‖ ‖ ‖ Felipe Altarugio ‖ ‖ ‖
Em março de 2013, a jornalista Andrea Dip entrevista uma advogada. O tema da entrevista, que era o papel da mulher na Copa, converteu-se em uma denúncia feita pela entrevistada: de que haveria aliciamento de mulheres para elaborados esquemas de exploração e turismo sexual, e que muitas dessas mulheres seriam menores de idade.
Dessa maneira começa a reportagem em quadrinhos Meninas em Jogo, lançada pela Agência Pública em maio de 2014. Com o objetivo de denunciar o esquema de exploração sexual em Fortaleza e evidenciar o machismo da sociedade e como ele vitimiza mulheres diariamente, Andrea decide publicar, com a ajuda do desenhista Alexandre de Maio, uma narrativa sobre o problema.
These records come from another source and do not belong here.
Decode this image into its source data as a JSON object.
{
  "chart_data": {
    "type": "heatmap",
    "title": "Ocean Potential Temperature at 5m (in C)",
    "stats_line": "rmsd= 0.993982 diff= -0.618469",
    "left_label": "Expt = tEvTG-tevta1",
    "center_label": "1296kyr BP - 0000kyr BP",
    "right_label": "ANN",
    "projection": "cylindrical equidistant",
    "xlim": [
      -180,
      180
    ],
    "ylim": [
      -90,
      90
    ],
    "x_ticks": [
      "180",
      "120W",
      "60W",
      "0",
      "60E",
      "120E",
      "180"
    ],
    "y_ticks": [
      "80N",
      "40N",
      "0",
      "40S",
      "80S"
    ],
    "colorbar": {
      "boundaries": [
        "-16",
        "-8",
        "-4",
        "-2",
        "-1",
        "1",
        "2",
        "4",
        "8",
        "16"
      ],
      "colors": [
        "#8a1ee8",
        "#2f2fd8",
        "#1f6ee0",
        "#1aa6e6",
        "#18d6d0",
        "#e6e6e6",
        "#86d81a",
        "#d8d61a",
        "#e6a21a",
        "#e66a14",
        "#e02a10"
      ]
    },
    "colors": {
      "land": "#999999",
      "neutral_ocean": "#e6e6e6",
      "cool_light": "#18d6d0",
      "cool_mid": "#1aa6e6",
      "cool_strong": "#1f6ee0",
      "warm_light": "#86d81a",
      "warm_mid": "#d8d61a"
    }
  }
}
Um dos aspectos mais interessantes da reportagem é o acompanhamento de todo o processo jornalístico: a trajetória de Andreia, suas viagens, entrevistas, descobertas e frustrações ao longo da elaboração das matérias.
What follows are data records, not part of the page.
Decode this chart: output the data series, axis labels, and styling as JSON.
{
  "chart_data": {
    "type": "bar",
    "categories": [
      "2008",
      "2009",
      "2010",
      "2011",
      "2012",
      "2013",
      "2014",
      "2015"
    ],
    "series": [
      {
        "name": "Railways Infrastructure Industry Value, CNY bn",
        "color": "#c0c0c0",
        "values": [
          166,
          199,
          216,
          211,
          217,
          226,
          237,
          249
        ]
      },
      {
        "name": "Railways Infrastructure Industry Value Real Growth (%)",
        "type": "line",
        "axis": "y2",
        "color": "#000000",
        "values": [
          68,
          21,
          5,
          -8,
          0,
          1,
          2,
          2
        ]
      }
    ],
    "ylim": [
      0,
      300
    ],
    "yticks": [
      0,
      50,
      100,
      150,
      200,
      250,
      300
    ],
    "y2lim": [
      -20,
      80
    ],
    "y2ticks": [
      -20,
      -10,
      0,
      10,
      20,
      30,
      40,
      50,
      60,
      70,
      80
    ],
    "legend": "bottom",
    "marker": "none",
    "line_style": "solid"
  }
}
A narrativa é estruturada em capítulos, que passam pelo processo de construção da reportagem. O prólogo, por exemplo, enfoca como foram definidos a pauta e o formato. O leitor acompanha o processo de estabelecimento de uma hipótese jornalística, que começa a ser confirmada ainda no prólogo, com a entrevista, retratada mais como uma conversa, com Monica Sillan, ex-presidente do Conselho Estadual dos Direitos da Criança e do Adolescente. A partir do primeiro capítulo, intitulado Quem é quem no jogo, a reportagem apresenta a estrutura do esquema, utilizando estatísticas, dados oficiais e entrevistas.
É retratado na reportagem o cuidado da equipe ao entrevistar as meninas vítimas de abuso sexual, ao mesmo tempo em que se constrói, sutilmente, uma crítica ao modo com que temas desse tipo são abordados pela imprensa: muitas vezes, o jornalismo, do modo como é feito, acaba por revitimizar o entrevistado, já que com frequência não se preocupa com o estado psicológico de fontes em situação de vulnerabilidade. Isso fica claro no segundo capítulo (Meninas em Jogo), no qual são entrevistadas apenas meninas que já estavam em abrigos, consideradas menos vulneráveis psicológica e fisicamente.
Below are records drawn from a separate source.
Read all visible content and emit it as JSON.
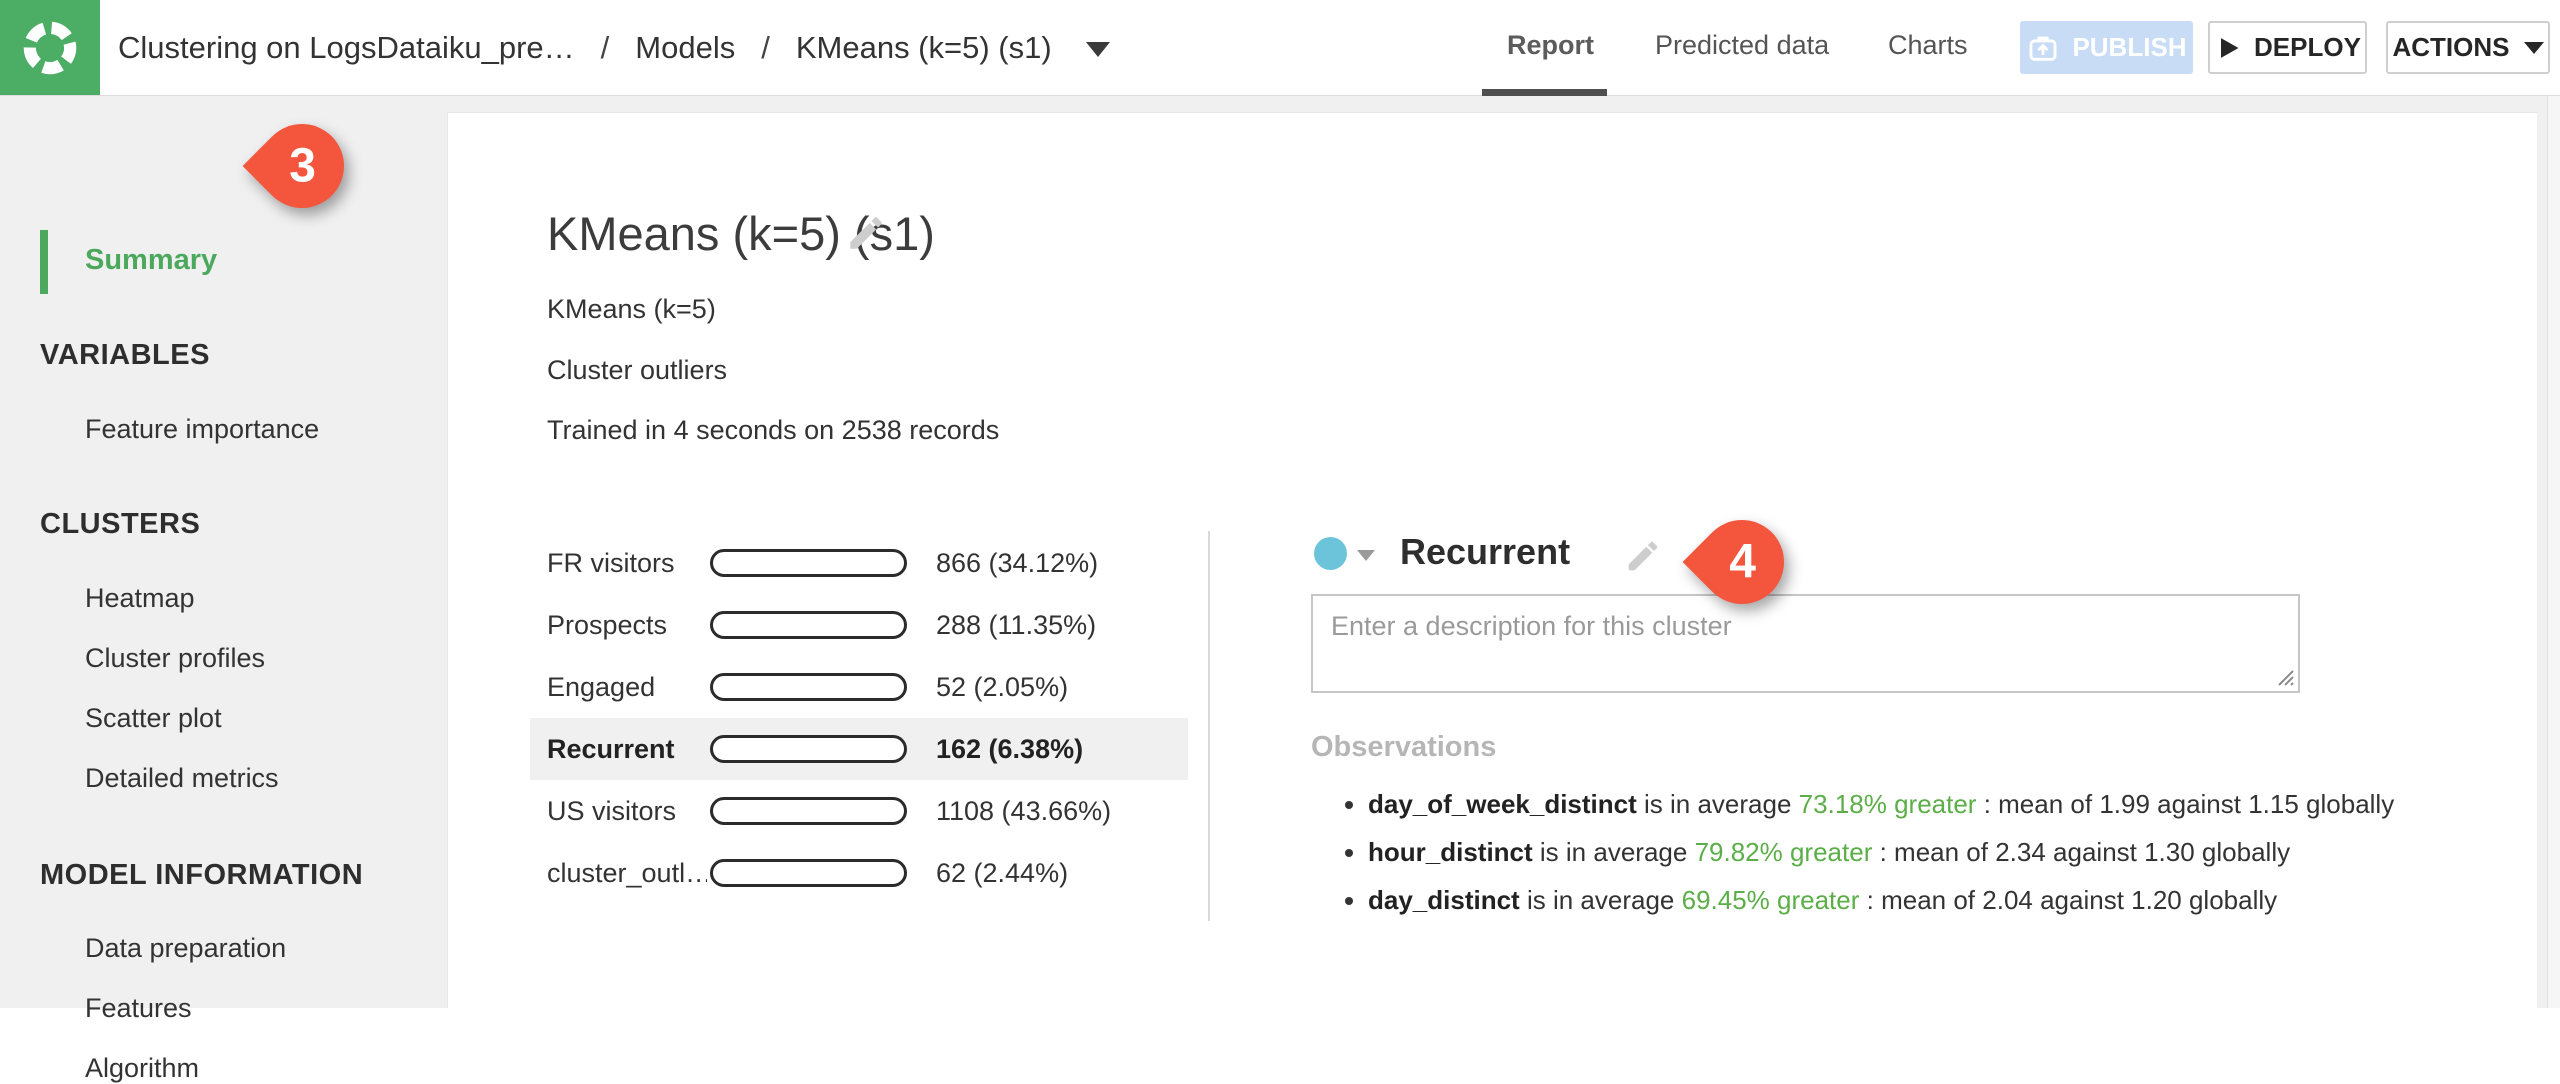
{
  "header": {
    "breadcrumb": {
      "project": "Clustering on LogsDataiku_pre…",
      "separator": "/",
      "section": "Models",
      "model": "KMeans (k=5) (s1)"
    },
    "tabs": [
      {
        "label": "Report",
        "active": true
      },
      {
        "label": "Predicted data",
        "active": false
      },
      {
        "label": "Charts",
        "active": false
      }
    ],
    "publish_label": "PUBLISH",
    "deploy_label": "DEPLOY",
    "actions_label": "ACTIONS"
  },
  "sidebar": {
    "active_item": "Summary",
    "sections": [
      {
        "title": "VARIABLES",
        "items": [
          "Feature importance"
        ]
      },
      {
        "title": "CLUSTERS",
        "items": [
          "Heatmap",
          "Cluster profiles",
          "Scatter plot",
          "Detailed metrics"
        ]
      },
      {
        "title": "MODEL INFORMATION",
        "items": [
          "Data preparation",
          "Features",
          "Algorithm"
        ]
      }
    ]
  },
  "annotations": {
    "step3": "3",
    "step4": "4",
    "color": "#f4553d"
  },
  "model": {
    "title": "KMeans (k=5) (s1)",
    "algorithm": "KMeans (k=5)",
    "outliers": "Cluster outliers",
    "training_info": "Trained in 4 seconds on 2538 records"
  },
  "clusters": {
    "rows": [
      {
        "name": "FR visitors",
        "value": "866 (34.12%)",
        "percent": 34.12,
        "color": "#d9704f",
        "selected": false
      },
      {
        "name": "Prospects",
        "value": "288 (11.35%)",
        "percent": 11.35,
        "color": "#f0c469",
        "selected": false
      },
      {
        "name": "Engaged",
        "value": "52 (2.05%)",
        "percent": 2.05,
        "color": "#a9d6ac",
        "selected": false
      },
      {
        "name": "Recurrent",
        "value": "162 (6.38%)",
        "percent": 6.38,
        "color": "#6bc4d9",
        "selected": true
      },
      {
        "name": "US visitors",
        "value": "1108 (43.66%)",
        "percent": 43.66,
        "color": "#6d93cb",
        "selected": false
      },
      {
        "name": "cluster_outl…",
        "value": "62 (2.44%)",
        "percent": 2.44,
        "color": "#a87fa8",
        "selected": false
      }
    ]
  },
  "cluster_detail": {
    "name": "Recurrent",
    "color": "#6bc4d9",
    "description_placeholder": "Enter a description for this cluster",
    "observations_title": "Observations",
    "observations": [
      {
        "feature": "day_of_week_distinct",
        "connector": "is in average",
        "highlight": "73.18% greater",
        "rest": ": mean of 1.99 against 1.15 globally"
      },
      {
        "feature": "hour_distinct",
        "connector": "is in average",
        "highlight": "79.82% greater",
        "rest": ": mean of 2.34 against 1.30 globally"
      },
      {
        "feature": "day_distinct",
        "connector": "is in average",
        "highlight": "69.45% greater",
        "rest": ": mean of 2.04 against 1.20 globally"
      }
    ]
  }
}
Dessa maneira, a construção narrativa se diferencia da estrutura tradicional de reportagem, em que o repórter cumpre estritamente o papel de apurador dos fatos. Andreia Dip se torna personagem de sua própria matéria, e isso faz com que o leitor seja capaz de participar de toda a investigação, vivenciando os altos e baixos que fazem parte do ofício jornalístico.
A dimensão gráfica também faz o leitor imergir na história. Mesmo em quadrinhos, a reportagem segue uma estrutura jornalística bem definida em relação à apresentação e identificação de fontes e construção de cenários. Cada vez em que um lugar é citado, seja pela jornalista ou por um entrevistado, temos a apresentação desse cenário. O artista recorre ao retrato de imagens famosas de Fortaleza, como o estádio do Castelão e as praias, o que ajuda o leitor a se situar no ambiente da narração.
A opção pelos quadrinhos contribui com o aspecto denunciador do gênero investigativo do jornalismo, ao passo que a alteração de cenários, nomes e rostos não configuram prejuízo à narrativa. Uma HQ oferece liberdade maior ao jornalismo e também às fontes, além de constituir importante fator de ambientação do leitor, sem ferir a objetividade do discurso jornalístico. A visualidade das histórias renova a abordagem de um tema sério e sempre atual: o machismo e suas influências, desde as mais sutis até as mais drásticas, na sociedade.